No Dulling of Blades
While most aspects of the server market are slow, that certainly can't be said about blades. Gartner expects blades to occupy close to 20 percent of server real estate in the data center by 2010. Meanwhile, IDC notes a 43.4 percent revenue growth in the first quarter of 2006 compared to first-quarter 2005 for blades, with shipments increasing 29.5 percent. That equates to about 5 percent of quarterly server market revenue.
Here, like elsewhere in the server room, IBM and HP dominate, with a combined 75 percent share of the pie. Both offer impressive rosters of blade servers. Dell, too, with 11 percent of the market, has an ever-expanding line of blades.
But despite the rest of the pack having only the remaining 14 percent to fight over, the non-IBM, -HP, and -Dell space is surprisingly active. Some of these companies are finding a niche with large-socket or high-performance blades.
Fujitsu, for example extended its blade offerings to include 4- and 8-socket servers. It now has Intel Xeon- and AMD Opteron-based single, dual, and quad blades.
"Fujitsu Opteron blades are now able to scale to eight sockets," says Graham Kelly, Fujitsu's director of enterprise product marketing, "thus allowing a 16-core blade server with dual-core Opteron processors."
Kelly reports that the Xeon-powered mono blades are usually seen in IP-centric areas, such as Apache, WebSphere, and WebLogic. The dual CPU blades, on the other hand, are better suited to small data-moving environments like Sybase, Oracle, or Exchange instances. And the newer Opteron dual and quad blades, he says, tend to be placed in more compute-intensive environments, particularly in financial and health care verticals.
"All our blades will be adopting newer Intel and AMD dual-core processors in the next months and will receive more, larger and faster memory DIMM's," Kelly says. "In addition, the industry-wide adoption of serial-attached disks will become more intrusive in the blade space at Fujitsu."
Likewise, SGI has introduced a blade model into its Altix server series. Jill Matzke, marketing manager of high-performance computing at SGI, characterizes the Altix 4700 server as a revolutionary blade form factor.
"This new platform was introduced to address the increasing performance demands of our high-end computing customers, including emerging and growing concerns about performance density and power efficiency," she says. "The innovative blade design takes the density advantages of traditional blade servers a step further by introducing modular computing resources in a dense blade form factor."
As a result, individual resources can be reconfigured, expanded, upgraded, or serviced as needs arise.

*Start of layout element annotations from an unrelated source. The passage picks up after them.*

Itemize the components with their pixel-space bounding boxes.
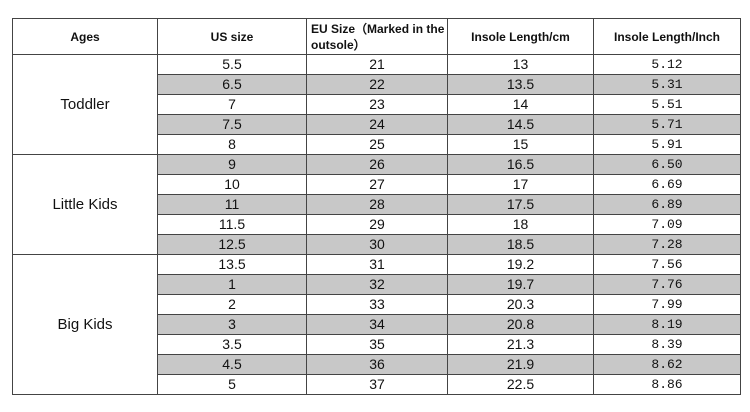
table-cell: 20.3 (447, 294, 594, 315)
table-cell: 5.51 (593, 94, 741, 115)
table-cell: 14 (447, 94, 594, 115)
table-cell: 31 (306, 254, 448, 275)
table-cell: 13.5 (157, 254, 307, 275)
table-cell: 13 (447, 54, 594, 75)
table-cell: 19.7 (447, 274, 594, 295)
table-row: 6.5 22 13.5 5.31 (13, 74, 741, 95)
table-cell: 25 (306, 134, 448, 155)
table-cell: 26 (306, 154, 448, 175)
column-header: US size (157, 18, 307, 55)
table-cell: 29 (306, 214, 448, 235)
table-cell: 11.5 (157, 214, 307, 235)
table-cell: 22.5 (447, 374, 594, 395)
table-cell: 30 (306, 234, 448, 255)
table-cell: 5.5 (157, 54, 307, 75)
table-row: Little Kids 9 26 16.5 6.50 (12, 154, 741, 255)
column-header: Ages (12, 18, 158, 55)
table-cell: 7.76 (593, 274, 741, 295)
table-cell: 21 (306, 54, 448, 75)
table-cell: 5.71 (593, 114, 741, 135)
table-cell: 5.91 (593, 134, 741, 155)
table-cell: 11 (157, 194, 307, 215)
table-cell: 5.12 (593, 54, 741, 75)
table-cell: 2 (157, 294, 307, 315)
table-row: 1 32 19.7 7.76 (13, 274, 741, 295)
table-cell: 8.39 (593, 334, 741, 355)
table-cell: 5.31 (593, 74, 741, 95)
table-row: 5 37 22.5 8.86 (13, 374, 741, 395)
age-group-cell: Little Kids (12, 154, 158, 255)
table-cell: 7.56 (593, 254, 741, 275)
table-cell: 21.9 (447, 354, 594, 375)
size-table: Ages US size EU Size（Marked in the outsole… (12, 18, 741, 395)
column-header: EU Size（Marked in the outsole） (306, 18, 448, 55)
table-cell: 20.8 (447, 314, 594, 335)
table-cell: 10 (157, 174, 307, 195)
table-cell: 3 (157, 314, 307, 335)
table-cell: 6.5 (157, 74, 307, 95)
table-cell: 8.19 (593, 314, 741, 335)
table-cell: 24 (306, 114, 448, 135)
table-row: 11.5 29 18 7.09 (13, 214, 741, 235)
table-row: 12.5 30 18.5 7.28 (13, 234, 741, 255)
table-cell: 35 (306, 334, 448, 355)
table-cell: 37 (306, 374, 448, 395)
table-cell: 21.3 (447, 334, 594, 355)
table-cell: 15 (447, 134, 594, 155)
table-cell: 16.5 (447, 154, 594, 175)
table-cell: 7.5 (157, 114, 307, 135)
table-row: 10 27 17 6.69 (13, 174, 741, 195)
table-cell: 18 (447, 214, 594, 235)
table-cell: 8.86 (593, 374, 741, 395)
table-row: 3.5 35 21.3 8.39 (13, 334, 741, 355)
table-cell: 6.50 (593, 154, 741, 175)
table-cell: 4.5 (157, 354, 307, 375)
table-cell: 36 (306, 354, 448, 375)
table-cell: 12.5 (157, 234, 307, 255)
table-cell: 34 (306, 314, 448, 335)
table-cell: 14.5 (447, 114, 594, 135)
table-row: Big Kids 13.5 31 19.2 7.56 (12, 254, 741, 395)
column-header: Insole Length/Inch (593, 18, 741, 55)
table-cell: 22 (306, 74, 448, 95)
table-cell: 7.99 (593, 294, 741, 315)
table-cell: 17.5 (447, 194, 594, 215)
table-cell: 3.5 (157, 334, 307, 355)
table-cell: 7 (157, 94, 307, 115)
table-cell: 6.89 (593, 194, 741, 215)
table-cell: 32 (306, 274, 448, 295)
table-cell: 8.62 (593, 354, 741, 375)
table-cell: 9 (157, 154, 307, 175)
table-cell: 13.5 (447, 74, 594, 95)
table-cell: 5 (157, 374, 307, 395)
table-row: 3 34 20.8 8.19 (13, 314, 741, 335)
column-header: Insole Length/cm (447, 18, 594, 55)
table-cell: 8 (157, 134, 307, 155)
table-cell: 19.2 (447, 254, 594, 275)
table-row: Toddler 5.5 21 13 5.12 (12, 54, 741, 155)
table-cell: 7.28 (593, 234, 741, 255)
table-cell: 7.09 (593, 214, 741, 235)
table-cell: 17 (447, 174, 594, 195)
table-row: 7.5 24 14.5 5.71 (13, 114, 741, 135)
table-cell: 18.5 (447, 234, 594, 255)
table-cell: 6.69 (593, 174, 741, 195)
table-cell: 23 (306, 94, 448, 115)
table-body: Toddler 5.5 21 13 5.12 6.5 22 13.5 5.31 7 23 14 5.51… (12, 54, 741, 395)
table-cell: 1 (157, 274, 307, 295)
header-row: Ages US size EU Size（Marked in the outsole… (12, 18, 741, 55)
table-cell: 27 (306, 174, 448, 195)
table-cell: 33 (306, 294, 448, 315)
age-group-cell: Toddler (12, 54, 158, 155)
age-group-cell: Big Kids (12, 254, 158, 395)
table-cell: 28 (306, 194, 448, 215)
table-row: 2 33 20.3 7.99 (13, 294, 741, 315)
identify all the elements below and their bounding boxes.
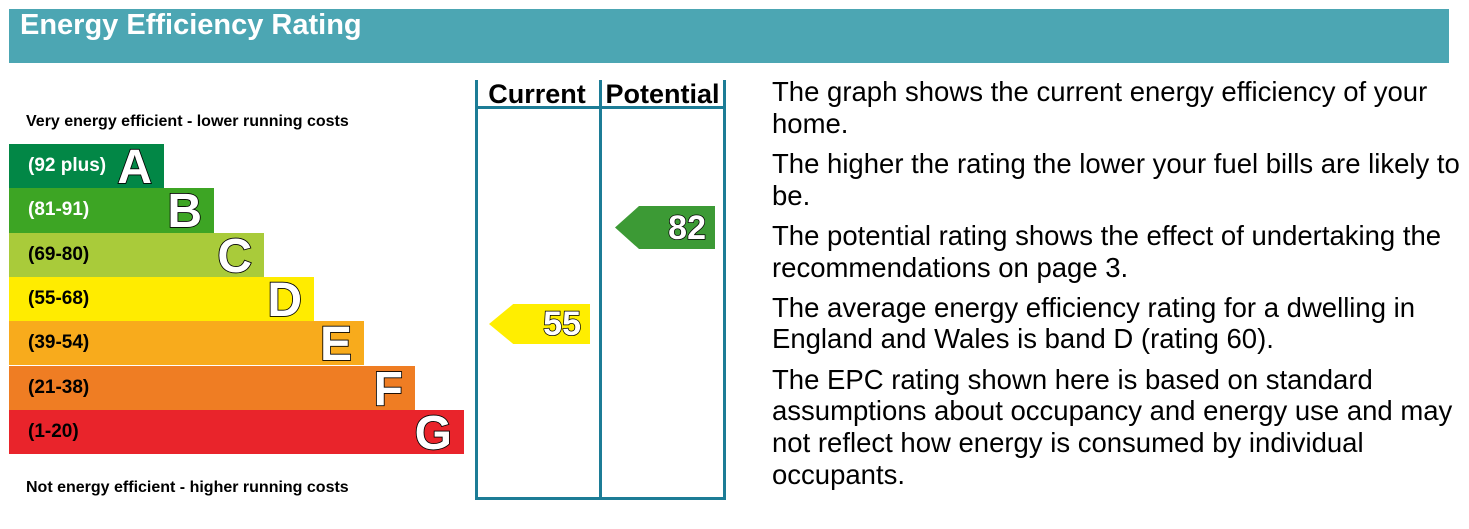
svg-text:A: A: [117, 144, 152, 188]
svg-text:B: B: [167, 188, 202, 232]
svg-text:D: D: [267, 277, 302, 321]
svg-text:E: E: [320, 321, 352, 365]
svg-text:C: C: [217, 233, 252, 277]
svg-text:55: 55: [543, 305, 581, 343]
svg-text:F: F: [374, 366, 403, 410]
svg-text:G: G: [415, 410, 452, 454]
svg-text:82: 82: [668, 209, 706, 247]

In addition, says Matzke, it offers socket compatibility with the next two upcoming generations of Intel Itanium 2 processors.
"We are seeing a continuation of the migration from 1-socket blades to 2 and 4 socket," says IDC analyst Kelly Quinn. "Increasingly, customers are seeing the business value in blades and identifying how useful 2- and 4-socket blade servers can be in the consolidation of their existing IT activities as well as in support of new IT workloads."